Clinical trials are medical research studies with research volunteers to evaluate the effects of a biomedical or behavioral intervention on health outcomes. Clinical trials are a means of developing treatments, medications, or new approaches for dealing with diseases and conditions.
There are strict rules for clinical trials, which are monitored by the National Institutes of Health, for trials that it funds, and the U.S. Food and Drug Administration. To participate in a trial at the NIH Clinical Center, there must be a trial currently underway and you must meet the requirements for the trial to become a research volunteer.
Once you know there is a trial that you may wish to join, you should learn more about the trial and the potential benefits and risks. For questions regarding participation that you might want to consider, visit Children and Clinical Studies.

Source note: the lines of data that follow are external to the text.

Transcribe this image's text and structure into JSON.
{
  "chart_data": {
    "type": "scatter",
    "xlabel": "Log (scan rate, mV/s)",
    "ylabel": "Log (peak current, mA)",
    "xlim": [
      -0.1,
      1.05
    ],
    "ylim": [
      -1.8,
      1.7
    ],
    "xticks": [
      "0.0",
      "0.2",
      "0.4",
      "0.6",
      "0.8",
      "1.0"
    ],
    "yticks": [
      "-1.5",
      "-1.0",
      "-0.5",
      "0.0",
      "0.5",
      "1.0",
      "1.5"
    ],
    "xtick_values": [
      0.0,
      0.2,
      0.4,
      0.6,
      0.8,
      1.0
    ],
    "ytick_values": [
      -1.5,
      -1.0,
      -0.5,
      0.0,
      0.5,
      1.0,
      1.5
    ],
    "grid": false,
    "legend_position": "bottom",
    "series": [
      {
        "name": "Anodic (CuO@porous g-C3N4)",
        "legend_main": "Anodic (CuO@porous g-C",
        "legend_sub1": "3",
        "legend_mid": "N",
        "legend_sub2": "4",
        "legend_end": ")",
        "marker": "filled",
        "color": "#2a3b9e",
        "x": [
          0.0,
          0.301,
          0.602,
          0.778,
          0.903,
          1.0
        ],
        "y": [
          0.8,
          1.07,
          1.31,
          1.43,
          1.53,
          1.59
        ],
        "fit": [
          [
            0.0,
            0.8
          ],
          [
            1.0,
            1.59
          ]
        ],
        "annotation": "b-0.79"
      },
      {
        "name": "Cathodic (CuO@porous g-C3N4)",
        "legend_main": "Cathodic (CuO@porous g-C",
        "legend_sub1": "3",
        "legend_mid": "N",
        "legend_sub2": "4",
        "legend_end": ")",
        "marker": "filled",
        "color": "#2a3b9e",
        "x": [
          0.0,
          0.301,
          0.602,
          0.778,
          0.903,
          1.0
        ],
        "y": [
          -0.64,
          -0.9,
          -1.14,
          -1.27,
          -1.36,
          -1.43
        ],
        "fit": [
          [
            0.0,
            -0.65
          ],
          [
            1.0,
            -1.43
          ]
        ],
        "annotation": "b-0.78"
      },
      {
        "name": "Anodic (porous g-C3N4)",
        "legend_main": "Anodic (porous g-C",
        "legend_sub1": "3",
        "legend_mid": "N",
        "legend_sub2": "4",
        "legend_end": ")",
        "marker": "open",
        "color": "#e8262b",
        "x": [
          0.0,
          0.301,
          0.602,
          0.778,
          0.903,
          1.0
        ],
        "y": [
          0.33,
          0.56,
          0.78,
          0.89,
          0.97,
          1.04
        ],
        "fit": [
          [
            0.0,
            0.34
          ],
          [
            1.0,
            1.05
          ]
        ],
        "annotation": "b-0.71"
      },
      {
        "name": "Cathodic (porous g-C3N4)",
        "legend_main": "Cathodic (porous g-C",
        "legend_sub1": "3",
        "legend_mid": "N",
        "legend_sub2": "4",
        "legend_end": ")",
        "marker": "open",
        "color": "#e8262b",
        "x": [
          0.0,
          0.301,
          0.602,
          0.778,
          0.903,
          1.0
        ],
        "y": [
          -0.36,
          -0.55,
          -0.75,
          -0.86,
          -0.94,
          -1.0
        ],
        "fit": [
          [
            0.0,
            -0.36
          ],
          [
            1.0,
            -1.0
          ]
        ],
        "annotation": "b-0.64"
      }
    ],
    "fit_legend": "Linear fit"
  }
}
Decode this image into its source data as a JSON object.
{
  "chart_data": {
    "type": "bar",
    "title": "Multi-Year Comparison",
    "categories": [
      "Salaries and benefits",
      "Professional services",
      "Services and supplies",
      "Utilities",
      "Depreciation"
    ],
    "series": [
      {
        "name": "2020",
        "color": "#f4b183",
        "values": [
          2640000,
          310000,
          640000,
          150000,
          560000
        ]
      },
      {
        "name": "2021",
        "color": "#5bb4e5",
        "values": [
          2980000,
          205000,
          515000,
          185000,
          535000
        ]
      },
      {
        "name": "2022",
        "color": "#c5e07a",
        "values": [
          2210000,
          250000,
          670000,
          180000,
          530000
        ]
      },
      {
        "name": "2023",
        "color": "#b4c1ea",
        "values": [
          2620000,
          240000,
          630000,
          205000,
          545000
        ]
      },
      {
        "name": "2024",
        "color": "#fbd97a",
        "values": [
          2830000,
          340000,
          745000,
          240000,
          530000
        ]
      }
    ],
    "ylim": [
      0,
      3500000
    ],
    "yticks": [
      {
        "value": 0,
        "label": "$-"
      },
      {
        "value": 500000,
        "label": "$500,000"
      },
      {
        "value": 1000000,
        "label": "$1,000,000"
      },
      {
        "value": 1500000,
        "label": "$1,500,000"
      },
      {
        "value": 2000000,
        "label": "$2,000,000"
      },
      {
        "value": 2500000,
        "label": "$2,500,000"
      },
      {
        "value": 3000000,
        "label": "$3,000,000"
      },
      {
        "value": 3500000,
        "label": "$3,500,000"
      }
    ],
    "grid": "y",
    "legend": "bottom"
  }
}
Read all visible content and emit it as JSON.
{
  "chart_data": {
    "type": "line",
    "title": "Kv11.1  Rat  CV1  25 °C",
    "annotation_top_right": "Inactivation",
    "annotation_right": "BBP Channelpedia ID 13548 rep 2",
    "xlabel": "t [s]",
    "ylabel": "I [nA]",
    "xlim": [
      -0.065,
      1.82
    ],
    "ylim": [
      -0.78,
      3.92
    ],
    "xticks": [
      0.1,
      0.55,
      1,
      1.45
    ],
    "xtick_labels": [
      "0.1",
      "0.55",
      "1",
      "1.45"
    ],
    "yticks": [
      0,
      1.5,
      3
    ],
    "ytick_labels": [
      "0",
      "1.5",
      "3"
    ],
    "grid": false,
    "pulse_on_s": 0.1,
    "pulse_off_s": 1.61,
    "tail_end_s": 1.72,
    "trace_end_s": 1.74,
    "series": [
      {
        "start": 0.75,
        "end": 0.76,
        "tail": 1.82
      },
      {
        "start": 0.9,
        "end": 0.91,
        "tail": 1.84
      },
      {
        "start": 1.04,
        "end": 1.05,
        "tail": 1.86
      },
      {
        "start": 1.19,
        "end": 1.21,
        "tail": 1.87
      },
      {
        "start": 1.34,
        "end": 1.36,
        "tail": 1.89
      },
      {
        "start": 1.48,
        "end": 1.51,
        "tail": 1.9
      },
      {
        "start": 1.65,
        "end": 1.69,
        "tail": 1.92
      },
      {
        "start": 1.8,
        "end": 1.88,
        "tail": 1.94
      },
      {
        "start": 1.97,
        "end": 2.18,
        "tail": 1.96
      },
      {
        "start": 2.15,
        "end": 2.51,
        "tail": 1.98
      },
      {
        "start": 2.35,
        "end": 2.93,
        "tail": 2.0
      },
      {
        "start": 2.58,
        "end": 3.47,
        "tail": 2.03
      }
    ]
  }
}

About the NIH Clinical Center
The NIH Clinical Center is America's research hospital. In addition to being the largest hospital in the United States devoted entirely to clinical research, the NIH Clinical Center makes it possible to turn discoveries from the laboratory into new ways to diagnose, treat, and prevent disease.
Throughout the years, there have been many groundbreaking treatments and procedures pioneered at the NIH Clinical Center, including: chemotherapy, artificial mitral heart valve replacement surgery, use of immunotherapy to treat cancer, treatment of AIDS with AZT, gene therapy, and countless others.